Aktuelles aus dem Rathaus von Möhnesee
„Schmutzige Wäsche nicht in der Öffentlichkeit waschen“
von MöhneReport
Ein Abwahlantrag ist bekannt
CDU, Bündnis90/Die Grünen, die FDP und ein Ratsherr der AfD haben einen Abwahlantrag gegen den Beigeordneten, Kämmerer und allgemeinen Stellvertreter des Bürgermeisters gestellt. Darüber soll der Rat in öffentlicher Sitzung abstimmen. Eine Aussprache ist nicht vorgesehen. Die Öffentlichkeit bliebe über die Hintergründe des Antrags im Unklaren.
► MöhneReport hakte nach und berichtete zuerst.
Leserbrief von Andreas Rohe, Möhnesee-Stockum
„Sommerzeit – da trocknet jeder, wer will, seine Wäsche draußen – auch schmutzige Wäsche? Auch schmutzige Wäsche. So macht es zumindest den Anschein in Möhnesee.

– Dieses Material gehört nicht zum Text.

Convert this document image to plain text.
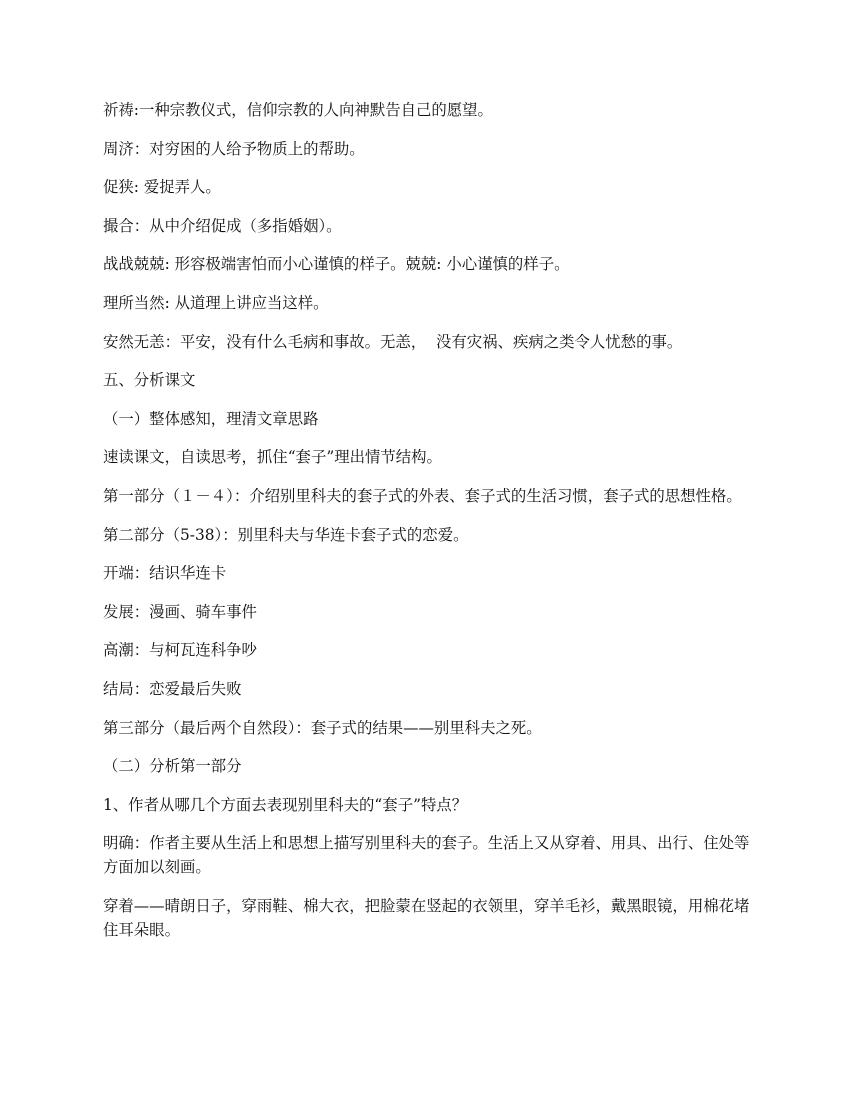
祈祷:一种宗教仪式，信仰宗教的人向神默告自己的愿望。

周济：对穷困的人给予物质上的帮助。

促狭: 爱捉弄人。

撮合：从中介绍促成（多指婚姻）。

战战兢兢: 形容极端害怕而小心谨慎的样子。兢兢: 小心谨慎的样子。

理所当然: 从道理上讲应当这样。

安然无恙：平安，没有什么毛病和事故。无恙，  没有灾祸、疾病之类令人忧愁的事。

五、分析课文

（一）整体感知，理清文章思路

速读课文，自读思考，抓住“套子”理出情节结构。

第一部分（１－４）：介绍别里科夫的套子式的外表、套子式的生活习惯，套子式的思想性格。

第二部分（5-38）：别里科夫与华连卡套子式的恋爱。

开端：结识华连卡

发展：漫画、骑车事件

高潮：与柯瓦连科争吵

结局：恋爱最后失败

第三部分（最后两个自然段）：套子式的结果——别里科夫之死。

（二）分析第一部分

1、作者从哪几个方面去表现别里科夫的“套子”特点？

明确：作者主要从生活上和思想上描写别里科夫的套子。生活上又从穿着、用具、出行、住处等方面加以刻画。

穿着——晴朗日子，穿雨鞋、棉大衣，把脸蒙在竖起的衣领里，穿羊毛衫，戴黑眼镜，用棉花堵住耳朵眼。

Recht muss Recht bleiben, daneben steht die Unschuldsvermutung, das macht unser gesellschaftliches Miteinander aus. Diese beiden Grundsätze scheinen in Teilen verloren gegangen zu sein, liest man die Artikel betreffend des Kämmerers und der ehemaligen Bürgermeisterin.
Der weniger informierte Leser, woher sollte er auch Informationen erhalten, wenn belegbare Vorwürfe kaum zu erkennen sind, mag meinen, hier wird schmutzige Wäsche gewaschen. Wer soll denn die Beweggründe nachvollziehen, wenn man sich immerzu auf laufende Verfahren oder Verschlusssachen beruft?
Und wenn die Verfahren noch laufen, gilt dann nicht die Unschuldsvermutung, bis die Schuld nachgewiesen ist, gehört es dann in die Öffentlichkeit „getrascht“?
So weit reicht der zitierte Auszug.